Treasurer Jim Chalmers and the Foreign Investment Review board continue to drag their feet on Hanwha's application to increase its stake in WA shipbuilder Austal from 9.9 per cent to 19.9 per cent - a decision Dr Chalmers previously said would be made in September.
It comes after Austal shareholders, at the company's annual general meeting last week, voiced frustration over the delayed decision.
While the record forward guidance had shareholders grinning, concerns were raised about not only the ongoing delay to the FIRB approval, but also the broader implication of Hanwha's increasing ownership.
Austal chief executive Paddy Gregg shared investor frustration when addressing questions at the AGM.
"We are not privy to any more information than you. We saw the Treasurer make a commitment to make a decision in September, and we saw September come and go," he said.
"So no, we don't have any insights. We've asked Defence if they can give us any insight into timescales or the decision.
"The answer is, we'll find out when everyone else finds out - when the Treasurer makes a decision."
Austal chair Richard Spencer also weighed in on the potential ownership increase.
"From the minute they announced their investment in Austal, Paddy and I sat down and met with the president of Hanwha, who kept promoting the fact that he was after a partnership, we asked him to present us the value add that it will bring," he said.
"To day, we have still not received one document supporting the value add... And I want shareholders to know we are working for the value of the shareholders.
"We will explore everything we can. In the case of Hanwha, we have heard nothing."
Hanwha claims the US equivalent of the FIRB - the Committee on Foreign Investment in the United States - granted it clearance to increase its shareholding in Austal up to 100 per cent in June.
Austal disputes this claim however, and has subsequently sought independent verification of the CFIUS decision.
It's understood that verification has not yet been received.
It comes after the Australian government was issued a single sovereign share in a new Austal subsidiary in a move designed to protect the country's strategic interests should control of the group change.
Austal Defence Shipbuilding Australia was established as the government’s strategic shipbuilder after parent company Austal Limited finalised its strategic shipbuilding agreement (SSA) with the Commonwealth of Australia.
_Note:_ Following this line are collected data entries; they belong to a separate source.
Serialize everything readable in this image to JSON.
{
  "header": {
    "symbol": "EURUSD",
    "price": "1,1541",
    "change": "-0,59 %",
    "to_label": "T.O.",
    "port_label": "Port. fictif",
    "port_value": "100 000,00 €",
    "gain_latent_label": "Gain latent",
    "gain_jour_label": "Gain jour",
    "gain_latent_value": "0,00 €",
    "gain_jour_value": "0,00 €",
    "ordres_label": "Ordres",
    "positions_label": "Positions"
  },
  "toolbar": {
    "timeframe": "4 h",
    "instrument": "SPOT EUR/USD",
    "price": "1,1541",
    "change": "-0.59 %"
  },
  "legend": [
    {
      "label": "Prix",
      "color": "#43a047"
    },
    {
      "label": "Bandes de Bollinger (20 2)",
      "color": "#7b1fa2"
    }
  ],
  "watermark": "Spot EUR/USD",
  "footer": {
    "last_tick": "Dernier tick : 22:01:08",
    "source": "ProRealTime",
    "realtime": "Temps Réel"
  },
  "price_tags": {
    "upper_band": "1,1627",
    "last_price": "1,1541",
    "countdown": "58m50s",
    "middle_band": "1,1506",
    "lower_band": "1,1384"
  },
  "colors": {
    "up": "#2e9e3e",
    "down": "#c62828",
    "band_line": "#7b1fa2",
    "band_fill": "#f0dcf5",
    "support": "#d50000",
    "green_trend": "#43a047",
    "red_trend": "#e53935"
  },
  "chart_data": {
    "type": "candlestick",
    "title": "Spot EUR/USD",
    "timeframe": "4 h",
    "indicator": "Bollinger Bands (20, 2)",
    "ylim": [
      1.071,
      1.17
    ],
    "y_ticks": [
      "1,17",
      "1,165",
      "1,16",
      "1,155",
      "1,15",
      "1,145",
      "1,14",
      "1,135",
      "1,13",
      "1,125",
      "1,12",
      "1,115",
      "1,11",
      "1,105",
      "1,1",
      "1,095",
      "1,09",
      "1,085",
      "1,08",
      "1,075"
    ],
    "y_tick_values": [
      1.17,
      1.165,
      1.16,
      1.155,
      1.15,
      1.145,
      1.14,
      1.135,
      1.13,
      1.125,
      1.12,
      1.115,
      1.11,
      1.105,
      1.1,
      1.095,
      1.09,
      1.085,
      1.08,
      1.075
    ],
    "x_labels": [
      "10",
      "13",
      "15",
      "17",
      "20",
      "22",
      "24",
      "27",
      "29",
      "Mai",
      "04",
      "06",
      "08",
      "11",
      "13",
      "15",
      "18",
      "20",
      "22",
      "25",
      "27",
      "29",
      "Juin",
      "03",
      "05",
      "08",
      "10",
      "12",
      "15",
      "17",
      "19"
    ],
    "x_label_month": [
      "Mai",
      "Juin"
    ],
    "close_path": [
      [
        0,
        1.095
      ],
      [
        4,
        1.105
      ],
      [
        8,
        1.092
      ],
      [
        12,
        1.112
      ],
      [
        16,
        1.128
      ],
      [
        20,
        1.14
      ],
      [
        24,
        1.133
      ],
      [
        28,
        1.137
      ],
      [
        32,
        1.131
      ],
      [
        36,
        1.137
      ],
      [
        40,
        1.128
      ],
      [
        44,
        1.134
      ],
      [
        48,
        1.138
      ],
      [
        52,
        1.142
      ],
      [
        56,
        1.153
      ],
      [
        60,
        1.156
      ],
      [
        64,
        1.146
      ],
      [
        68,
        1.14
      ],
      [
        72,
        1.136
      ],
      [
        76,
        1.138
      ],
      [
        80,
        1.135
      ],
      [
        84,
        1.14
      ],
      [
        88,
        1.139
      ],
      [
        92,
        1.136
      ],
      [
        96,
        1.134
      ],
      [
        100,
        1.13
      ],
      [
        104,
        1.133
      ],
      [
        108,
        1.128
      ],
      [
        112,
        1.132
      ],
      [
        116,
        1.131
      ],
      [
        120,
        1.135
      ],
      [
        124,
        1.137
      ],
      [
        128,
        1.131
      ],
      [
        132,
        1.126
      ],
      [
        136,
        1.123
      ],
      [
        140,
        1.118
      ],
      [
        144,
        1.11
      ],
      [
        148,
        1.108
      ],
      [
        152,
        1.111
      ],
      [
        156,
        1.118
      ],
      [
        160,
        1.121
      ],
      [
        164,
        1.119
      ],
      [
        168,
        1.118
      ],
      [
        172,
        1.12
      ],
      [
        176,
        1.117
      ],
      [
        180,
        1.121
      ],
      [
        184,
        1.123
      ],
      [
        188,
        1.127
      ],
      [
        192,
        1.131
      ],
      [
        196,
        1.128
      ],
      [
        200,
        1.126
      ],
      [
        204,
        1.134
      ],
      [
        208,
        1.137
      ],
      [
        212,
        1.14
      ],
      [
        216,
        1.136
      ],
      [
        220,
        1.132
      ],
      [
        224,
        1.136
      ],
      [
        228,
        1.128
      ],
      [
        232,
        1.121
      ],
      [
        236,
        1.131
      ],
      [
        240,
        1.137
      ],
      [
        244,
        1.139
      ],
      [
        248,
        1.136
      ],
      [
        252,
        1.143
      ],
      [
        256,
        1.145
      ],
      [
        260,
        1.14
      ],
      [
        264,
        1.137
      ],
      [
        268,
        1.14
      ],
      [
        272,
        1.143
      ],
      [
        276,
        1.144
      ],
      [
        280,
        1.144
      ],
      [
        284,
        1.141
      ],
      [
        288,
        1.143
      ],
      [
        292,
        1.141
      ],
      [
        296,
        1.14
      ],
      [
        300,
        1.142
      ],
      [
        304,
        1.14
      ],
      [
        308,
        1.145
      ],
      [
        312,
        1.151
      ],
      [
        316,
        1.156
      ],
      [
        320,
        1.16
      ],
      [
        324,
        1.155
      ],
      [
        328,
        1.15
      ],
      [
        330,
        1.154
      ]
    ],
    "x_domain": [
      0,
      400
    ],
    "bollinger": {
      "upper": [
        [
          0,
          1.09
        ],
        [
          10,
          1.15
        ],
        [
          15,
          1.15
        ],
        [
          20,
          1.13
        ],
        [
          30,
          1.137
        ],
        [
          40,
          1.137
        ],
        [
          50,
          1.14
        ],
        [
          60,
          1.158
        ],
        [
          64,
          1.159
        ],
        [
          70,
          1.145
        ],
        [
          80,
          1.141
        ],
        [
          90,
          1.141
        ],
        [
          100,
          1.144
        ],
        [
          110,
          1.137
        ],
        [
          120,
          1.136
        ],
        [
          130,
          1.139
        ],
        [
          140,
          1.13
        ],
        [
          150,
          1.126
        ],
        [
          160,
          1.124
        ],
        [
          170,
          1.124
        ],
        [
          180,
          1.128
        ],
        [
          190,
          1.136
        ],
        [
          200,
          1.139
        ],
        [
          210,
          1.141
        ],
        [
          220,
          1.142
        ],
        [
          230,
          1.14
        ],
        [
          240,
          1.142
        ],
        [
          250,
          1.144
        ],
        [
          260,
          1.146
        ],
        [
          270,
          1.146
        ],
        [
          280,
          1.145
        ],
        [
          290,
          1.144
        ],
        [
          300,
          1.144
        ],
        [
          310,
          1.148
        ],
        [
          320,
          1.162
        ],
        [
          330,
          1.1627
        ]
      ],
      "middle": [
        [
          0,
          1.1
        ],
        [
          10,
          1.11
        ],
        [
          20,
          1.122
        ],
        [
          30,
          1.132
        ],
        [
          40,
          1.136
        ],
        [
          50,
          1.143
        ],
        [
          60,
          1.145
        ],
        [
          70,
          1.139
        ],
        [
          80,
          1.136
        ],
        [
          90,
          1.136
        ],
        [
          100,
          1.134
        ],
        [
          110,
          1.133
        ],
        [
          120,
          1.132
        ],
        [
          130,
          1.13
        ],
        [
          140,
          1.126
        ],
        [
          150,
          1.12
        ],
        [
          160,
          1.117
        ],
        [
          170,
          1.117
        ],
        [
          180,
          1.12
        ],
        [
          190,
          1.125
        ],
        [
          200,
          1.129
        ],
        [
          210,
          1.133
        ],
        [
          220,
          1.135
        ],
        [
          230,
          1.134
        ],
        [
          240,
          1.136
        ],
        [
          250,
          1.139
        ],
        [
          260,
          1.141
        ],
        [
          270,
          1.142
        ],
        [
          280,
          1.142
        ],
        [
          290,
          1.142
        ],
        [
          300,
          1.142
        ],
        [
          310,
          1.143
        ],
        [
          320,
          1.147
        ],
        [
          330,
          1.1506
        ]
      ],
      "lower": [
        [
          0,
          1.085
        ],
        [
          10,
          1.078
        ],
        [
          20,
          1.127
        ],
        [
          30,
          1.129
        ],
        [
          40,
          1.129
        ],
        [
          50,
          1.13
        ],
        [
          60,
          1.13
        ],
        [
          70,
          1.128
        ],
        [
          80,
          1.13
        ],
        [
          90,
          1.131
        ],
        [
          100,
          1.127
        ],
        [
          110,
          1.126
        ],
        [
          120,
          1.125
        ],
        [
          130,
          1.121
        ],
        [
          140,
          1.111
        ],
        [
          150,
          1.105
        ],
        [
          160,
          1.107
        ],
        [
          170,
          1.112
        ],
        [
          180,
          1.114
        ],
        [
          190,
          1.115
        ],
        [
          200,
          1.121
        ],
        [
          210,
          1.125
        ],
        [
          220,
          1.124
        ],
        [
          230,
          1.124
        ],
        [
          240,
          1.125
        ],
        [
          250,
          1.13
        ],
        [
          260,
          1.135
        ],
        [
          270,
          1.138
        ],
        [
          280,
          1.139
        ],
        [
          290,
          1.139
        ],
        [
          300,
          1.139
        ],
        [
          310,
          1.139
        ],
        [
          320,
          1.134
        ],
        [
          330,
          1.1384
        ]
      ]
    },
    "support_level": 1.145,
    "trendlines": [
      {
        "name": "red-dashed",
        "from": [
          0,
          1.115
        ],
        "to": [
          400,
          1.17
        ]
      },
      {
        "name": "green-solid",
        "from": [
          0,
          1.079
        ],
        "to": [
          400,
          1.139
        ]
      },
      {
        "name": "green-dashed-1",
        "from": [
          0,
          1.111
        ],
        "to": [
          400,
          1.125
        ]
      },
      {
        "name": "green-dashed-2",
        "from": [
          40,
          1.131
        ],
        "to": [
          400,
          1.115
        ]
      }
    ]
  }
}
Under the SSA, Austal Defence Australia will be the prime contractor for the delivery of new vessels, starting with 18 medium landing craft, eight heavy landing craft and likely to be followed by eight frigates, all to be built at Henderson.
The Commonwealth will be issued a single sovereign share in Austal Defence Australia to “protect its interest in continuous shipbuilding and to preserve its right to ensure Austal Defence Australia continues to deliver Commonwealth programs”.
The Commonwealth will also hold a call option giving it the right to buy all shares in Austal Defence Australia plus Austal’s Henderson shipyard and associated assets for ‘fair market value’.
It can do this if a third party buys more than 20 per cent of Austal Limited, either directly or through a ‘synthetic’ interest.